Regarding the global economy, risks also abound. Decoupling will produce slower innovation. Much innovation has occurred through collaboration between US and Chinese firms. And megaprojects such as 5G development will occur more slowly and cost more in light of decoupling. Moreover, key parts of the global economy including the innovation and national security sectors will move toward “partition.” The future will see a battle between the two nations for large third country markets, such as Brazil and Indonesia. Most nations and their firms -- in the innovation and national security sectors -- will align with either the US or China. Governments will seek reliable supply, and firms will seek to avoid producing for different standards regimes and to avoid exposure to tariff wars.
At this juncture, it’s unlikely there will be a resolution any time soon. The most likely scenario is that the current uneasy truce will remain in place through the US presidential election in 2020. Neither side is willing to make major concessions. Yet neither side is likely to take big risks. Trump will be averse to putting the US equity market at risk in the runup to the election, President Xi Jinping, meanwhile, will seek to avert further economic dislocations amidst slowing Chinese growth.
Most important, broader US-China competition will escalate regardless of whether there is a near-term trade deal. On 5G, quantum computing, AI, robotics, and other arenas, the US and China will engage in a struggle for advantage in the global economy over coming decades.
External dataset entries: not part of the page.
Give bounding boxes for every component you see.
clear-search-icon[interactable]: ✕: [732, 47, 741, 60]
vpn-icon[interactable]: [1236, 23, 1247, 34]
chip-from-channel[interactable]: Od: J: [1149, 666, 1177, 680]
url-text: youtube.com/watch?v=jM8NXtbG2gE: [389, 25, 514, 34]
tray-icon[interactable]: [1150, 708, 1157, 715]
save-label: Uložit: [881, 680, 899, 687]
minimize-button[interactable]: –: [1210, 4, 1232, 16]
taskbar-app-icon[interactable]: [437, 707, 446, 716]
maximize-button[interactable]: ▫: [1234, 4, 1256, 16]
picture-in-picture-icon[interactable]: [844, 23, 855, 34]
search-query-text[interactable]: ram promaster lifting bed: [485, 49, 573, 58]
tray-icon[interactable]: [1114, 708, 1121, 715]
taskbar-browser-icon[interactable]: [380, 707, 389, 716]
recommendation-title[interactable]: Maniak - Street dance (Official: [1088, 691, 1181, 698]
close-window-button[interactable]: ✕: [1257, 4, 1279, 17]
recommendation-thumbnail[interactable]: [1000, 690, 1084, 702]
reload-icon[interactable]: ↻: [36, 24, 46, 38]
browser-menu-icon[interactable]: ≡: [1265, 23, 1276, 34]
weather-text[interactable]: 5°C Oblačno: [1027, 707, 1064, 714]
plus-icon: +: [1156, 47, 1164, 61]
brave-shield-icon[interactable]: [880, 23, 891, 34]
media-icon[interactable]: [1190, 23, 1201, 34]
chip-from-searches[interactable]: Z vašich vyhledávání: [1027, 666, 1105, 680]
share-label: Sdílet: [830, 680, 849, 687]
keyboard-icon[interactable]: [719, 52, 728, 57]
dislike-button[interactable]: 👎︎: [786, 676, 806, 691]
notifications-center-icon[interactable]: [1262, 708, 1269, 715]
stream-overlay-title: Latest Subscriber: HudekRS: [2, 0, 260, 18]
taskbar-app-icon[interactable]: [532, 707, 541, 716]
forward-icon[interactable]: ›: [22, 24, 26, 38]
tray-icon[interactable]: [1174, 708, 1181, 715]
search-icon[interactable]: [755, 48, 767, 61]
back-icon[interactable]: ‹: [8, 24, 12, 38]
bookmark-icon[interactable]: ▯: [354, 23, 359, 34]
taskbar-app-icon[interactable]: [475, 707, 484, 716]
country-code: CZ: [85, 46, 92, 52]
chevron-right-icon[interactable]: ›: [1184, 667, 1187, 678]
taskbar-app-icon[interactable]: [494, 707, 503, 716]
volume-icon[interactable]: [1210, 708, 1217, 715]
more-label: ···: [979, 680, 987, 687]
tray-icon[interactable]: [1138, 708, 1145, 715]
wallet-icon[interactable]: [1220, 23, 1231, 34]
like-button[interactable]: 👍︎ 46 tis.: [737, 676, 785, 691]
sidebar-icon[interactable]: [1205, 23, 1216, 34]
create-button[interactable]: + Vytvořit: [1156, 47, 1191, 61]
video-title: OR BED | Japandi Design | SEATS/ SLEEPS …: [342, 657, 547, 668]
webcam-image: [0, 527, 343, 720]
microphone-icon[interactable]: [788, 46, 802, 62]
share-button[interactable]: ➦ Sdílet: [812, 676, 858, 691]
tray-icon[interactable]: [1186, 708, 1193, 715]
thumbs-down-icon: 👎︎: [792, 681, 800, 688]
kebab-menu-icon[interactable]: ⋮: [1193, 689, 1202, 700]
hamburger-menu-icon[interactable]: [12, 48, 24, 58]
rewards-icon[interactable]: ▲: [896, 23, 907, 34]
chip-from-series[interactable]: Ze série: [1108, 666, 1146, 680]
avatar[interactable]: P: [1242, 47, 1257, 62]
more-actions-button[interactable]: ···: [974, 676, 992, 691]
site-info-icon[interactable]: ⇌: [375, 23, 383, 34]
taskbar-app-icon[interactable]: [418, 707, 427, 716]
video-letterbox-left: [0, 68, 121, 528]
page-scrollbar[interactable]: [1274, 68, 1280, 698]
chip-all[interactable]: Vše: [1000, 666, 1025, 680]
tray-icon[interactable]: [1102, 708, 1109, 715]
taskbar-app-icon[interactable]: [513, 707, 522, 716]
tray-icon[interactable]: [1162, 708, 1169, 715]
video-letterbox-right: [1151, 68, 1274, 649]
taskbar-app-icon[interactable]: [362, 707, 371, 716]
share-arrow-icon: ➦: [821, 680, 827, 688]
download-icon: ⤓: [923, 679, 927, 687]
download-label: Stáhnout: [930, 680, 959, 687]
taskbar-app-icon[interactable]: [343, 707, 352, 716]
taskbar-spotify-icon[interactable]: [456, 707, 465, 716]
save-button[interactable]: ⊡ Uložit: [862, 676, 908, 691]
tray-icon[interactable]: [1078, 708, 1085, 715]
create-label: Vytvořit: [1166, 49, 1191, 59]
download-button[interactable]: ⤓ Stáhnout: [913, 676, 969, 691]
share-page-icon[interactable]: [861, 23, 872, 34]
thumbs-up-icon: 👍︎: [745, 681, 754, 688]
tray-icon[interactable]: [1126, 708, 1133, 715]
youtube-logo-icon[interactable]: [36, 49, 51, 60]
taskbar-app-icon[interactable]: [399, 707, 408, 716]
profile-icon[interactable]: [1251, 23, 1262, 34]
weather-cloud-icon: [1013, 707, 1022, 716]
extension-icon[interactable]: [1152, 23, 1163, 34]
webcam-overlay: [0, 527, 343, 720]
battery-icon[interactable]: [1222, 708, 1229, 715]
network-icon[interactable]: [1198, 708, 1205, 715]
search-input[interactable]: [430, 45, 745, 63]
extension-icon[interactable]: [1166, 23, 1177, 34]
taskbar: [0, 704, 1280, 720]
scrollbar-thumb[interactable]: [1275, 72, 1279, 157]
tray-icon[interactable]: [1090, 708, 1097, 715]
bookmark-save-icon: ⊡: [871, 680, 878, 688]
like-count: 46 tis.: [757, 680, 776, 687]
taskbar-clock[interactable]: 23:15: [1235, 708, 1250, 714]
That structural, and dangerous, competition will be difficult if not impossible to avoid.
Turning to the effect of the trade war on the Asia-Pacific and other regions, President Trump’s actions and negotiating style have made many nations uneasy. Trump is clearly willing to use tariff hikes often and has even threatened to backtrack on his own agreements. The US president’s trade policies have led other nations in the Asia-Pacific region to begin hedging by seeking trade relations with a wider range of partners.
Finally, there are several implications of the trade war for Russia. First, Russia will conduct foreign trade in an increasing context of geo-economic bipolarity. Moscow will have to find the best role for the country in that new context. Second, there are new downside risks to the Chinese and US economies from the trade dispute. A large correction in either market would reduce global demand and probably lead to a drop in the price of oil. Third, US unpredictability will give impetus to efforts to reduce reliance on Washington and develop methods of settling transactions without using the dollar. Finally, Russia and all nations should beware of serious tension in US-Chinese relations. Escalation of an incident in the South China Sea, for example, is in the interest of no nation.